I'm happy to raise a PR to allow the MAXINT to be configurable and to require a maths library when Optimus::MAX_INT^2 >= PHP_INT_MAX.

jenssegers commented 6 years ago

PR would be great. Would prefer to throw an exception if the user is trying to do something that is impossible, eg; $b > PHP_INT_MAX and !function_exists('gmp_intval'). Maybe even during __construct.

courtney-miles commented 6 years ago

PR #36 has been submitted.

courtney-miles commented 6 years ago

Hey @jenssegers,

I thought I would drag the conversation about getting this to work with any sized Max Int out of the PR into this ticket.

Couldn't get it to work yet :(

I have been examining the maths behind this to see why it does not work, to then see what would make it work. I think the key thing for this is (PRIME * INVERSE) & MAXID == 1.

I will use following specific example that works for this formula and disect it.

(211 * 91) & 255

The & is a binary AND so what we effectively have is this.

0b100101100000001 & 0b11111111 // 1

So we can see that this works PRIME * INVERSE creates a number that ends with 00000001 and MAXID is 11111111, and so the rule is satisfied.

If the MAXINT was 200, it's binary representation would be 11001000. Because the last digit is not a 1, there is no combination of PRIME * INVERSE that can ever satisfy this rule.

I will now examine the encode/decode formula's we can also see why a base 2 number is required for MAXID. Simplified, these are the two formulas.

Encode: (VALUE * PRIME) & MAXID
Decode: (VALUE * INVERSE) & MAXID

So if we encode the number 23 this is what we get.

(23 * 211) & 255 // 245
(0b10111 * 0b11010011) & 0b11111111 // 0b11110101
(0b1001011110101) & 0b11111111 // 0b11110101

And if we decode it....

(245 * 91) & 255 // 23
(0b11110101 * 0b1011011) & 0b11111111 // 0b10111
(0b101011100010111) & 0b11111111 // 0b10111 (i.e. the last 8 digits of `VALUE *  INVERSE`)

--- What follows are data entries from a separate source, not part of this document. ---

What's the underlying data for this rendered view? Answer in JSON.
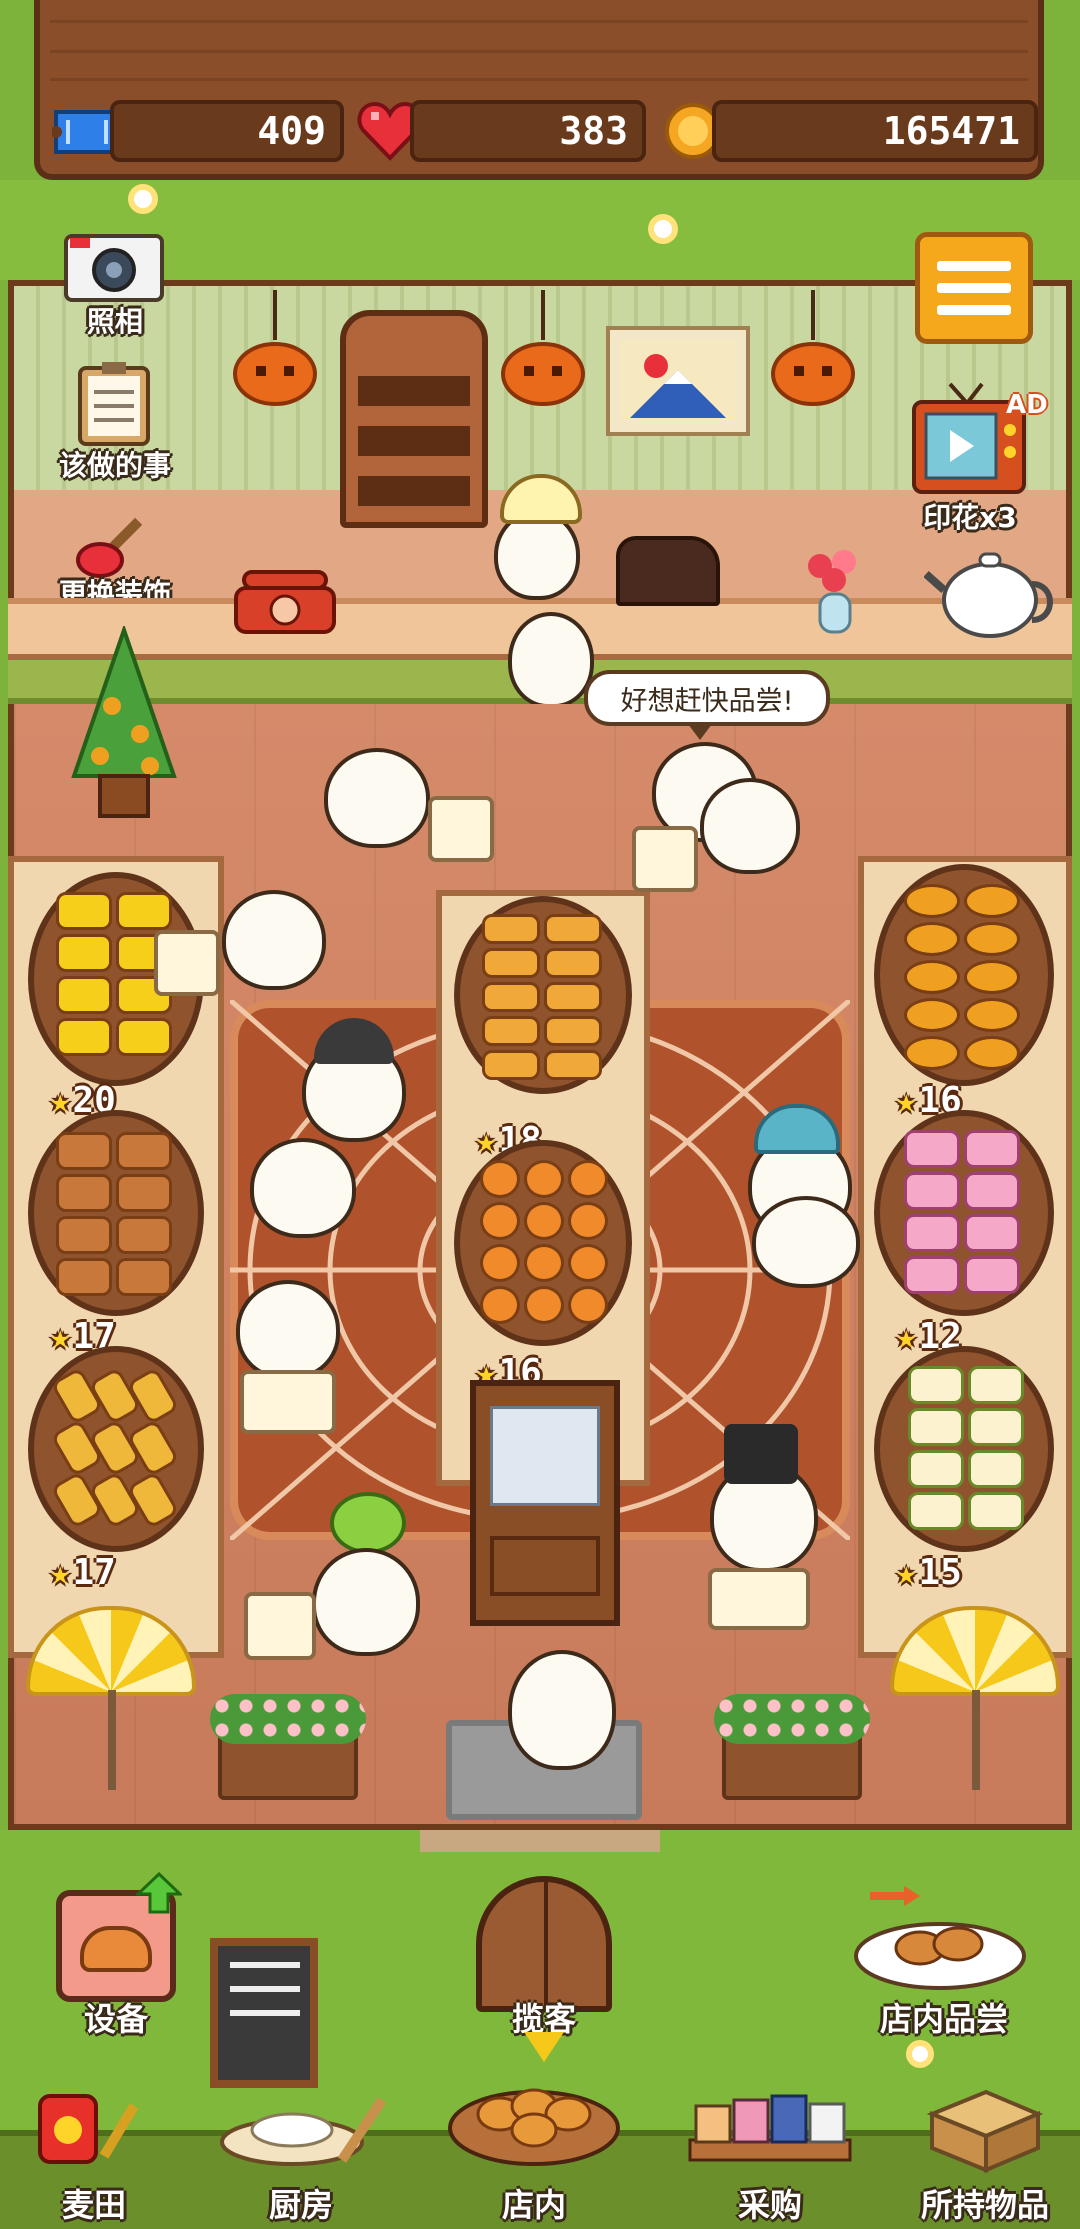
{
  "resources": {
    "tickets": "409",
    "hearts": "383",
    "coins": "165471"
  },
  "colors": {
    "ticket_blue": "#2f7fe8",
    "heart_red": "#e8303a",
    "coin_gold": "#f5a623",
    "menu_orange": "#f6a81c"
  },
  "side_menu": {
    "camera": "照相",
    "todo": "该做的事",
    "decorate": "更换装饰",
    "stamp": "印花x3",
    "ad_badge": "AD"
  },
  "speech_bubble": "好想赶快品尝!",
  "shelves": {
    "left": [
      "20",
      "17",
      "17"
    ],
    "center": [
      "18",
      "16"
    ],
    "right": [
      "16",
      "12",
      "15"
    ]
  },
  "action_buttons": {
    "equipment": "设备",
    "invite": "揽客",
    "tasting": "店内品尝"
  },
  "nav": {
    "field": "麦田",
    "kitchen": "厨房",
    "store": "店内",
    "purchase": "采购",
    "items": "所持物品"
  },
  "icons": {
    "ticket": "ticket-icon",
    "heart": "heart-icon",
    "coin": "coin-icon",
    "menu": "hamburger-menu-icon",
    "camera": "camera-icon",
    "todo": "clipboard-icon",
    "decorate": "paintbrush-icon",
    "tv": "tv-ad-icon",
    "upgrade": "green-up-arrow-icon"
  }
}
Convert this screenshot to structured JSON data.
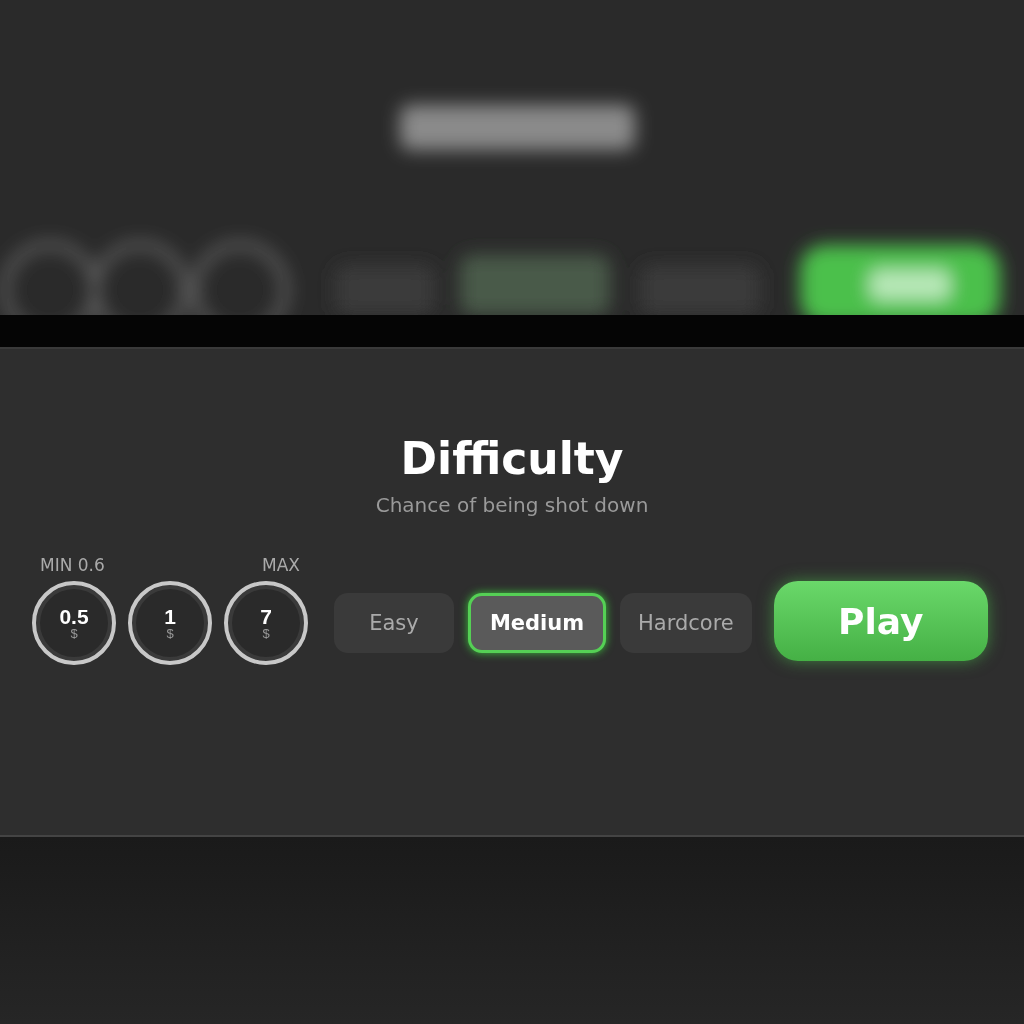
{
  "panel": {
    "title": "Difficulty",
    "subtitle": "Chance of being shot down"
  },
  "bet_limits": {
    "min": "MIN 0.6",
    "max": "MAX"
  },
  "bets": [
    {
      "amount": "0.5",
      "currency": "$"
    },
    {
      "amount": "1",
      "currency": "$"
    },
    {
      "amount": "7",
      "currency": "$"
    }
  ],
  "difficulties": [
    {
      "label": "Easy",
      "selected": false
    },
    {
      "label": "Medium",
      "selected": true
    },
    {
      "label": "Hardcore",
      "selected": false
    }
  ],
  "play_button": "Play"
}
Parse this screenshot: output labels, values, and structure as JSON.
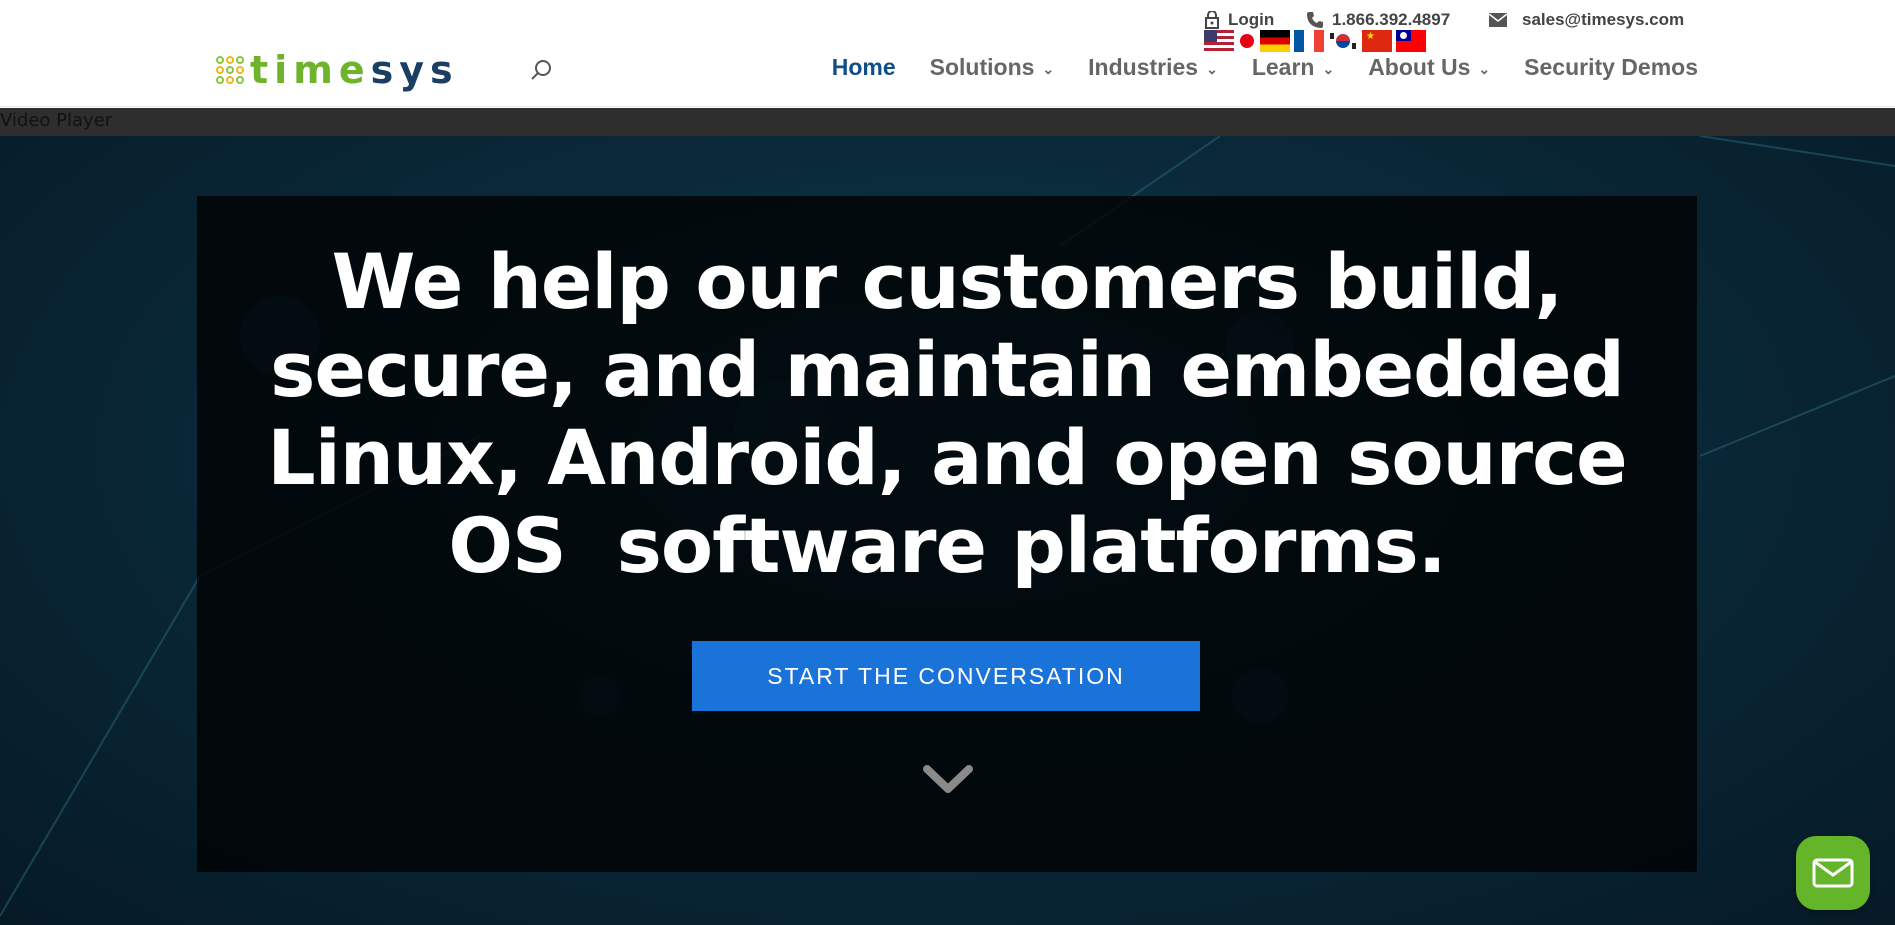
{
  "brand": {
    "logo_letters": [
      {
        "ch": "t",
        "tone": "green"
      },
      {
        "ch": "i",
        "tone": "green"
      },
      {
        "ch": "m",
        "tone": "green"
      },
      {
        "ch": "e",
        "tone": "green"
      },
      {
        "ch": "s",
        "tone": "blue"
      },
      {
        "ch": "y",
        "tone": "blue"
      },
      {
        "ch": "s",
        "tone": "blue"
      }
    ],
    "green": "#6fb22c",
    "blue": "#1a3f63"
  },
  "topbar": {
    "login_label": "Login",
    "phone": "1.866.392.4897",
    "email": "sales@timesys.com",
    "login_icon": "lock-icon",
    "phone_icon": "phone-icon",
    "email_icon": "envelope-icon"
  },
  "languages": [
    "us-flag",
    "japan-flag",
    "germany-flag",
    "france-flag",
    "korea-flag",
    "china-flag",
    "taiwan-flag"
  ],
  "nav": {
    "items": [
      {
        "label": "Home",
        "active": true,
        "dropdown": false
      },
      {
        "label": "Solutions",
        "active": false,
        "dropdown": true
      },
      {
        "label": "Industries",
        "active": false,
        "dropdown": true
      },
      {
        "label": "Learn",
        "active": false,
        "dropdown": true
      },
      {
        "label": "About Us",
        "active": false,
        "dropdown": true
      },
      {
        "label": "Security Demos",
        "active": false,
        "dropdown": false
      }
    ],
    "chevron": "⌄"
  },
  "video": {
    "label": "Video Player"
  },
  "hero": {
    "title_lines": [
      "We help our customers build,",
      "secure, and maintain embedded",
      "Linux, Android, and open source",
      "OS  software platforms."
    ],
    "cta_label": "START THE CONVERSATION",
    "cta_color": "#1a73d9"
  },
  "chat": {
    "icon": "envelope-icon",
    "color": "#64b52a"
  }
}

So the true number is buried in the last 8 bits of the result of VALUE * INVERSE. If MAXID is anything but a series of 1's, the use of the bitwise & will prevent the true number from ever being recovered -- and it will actually lose the number on the encode so it won't exist to be able to recover anyway.

So that's the problem... and having written this I think I see a possible backwards-compatible solution. Stay tuned...

robinvdvleuten commented 6 years ago

@courtney-miles did you eventually find a solution?

courtney-miles commented 6 years ago

did you eventually find a solution?

No I didn't, sorry. It was taking too much time and I had to move on. So I'm unsure if there is a solution that is compatible with Optimus.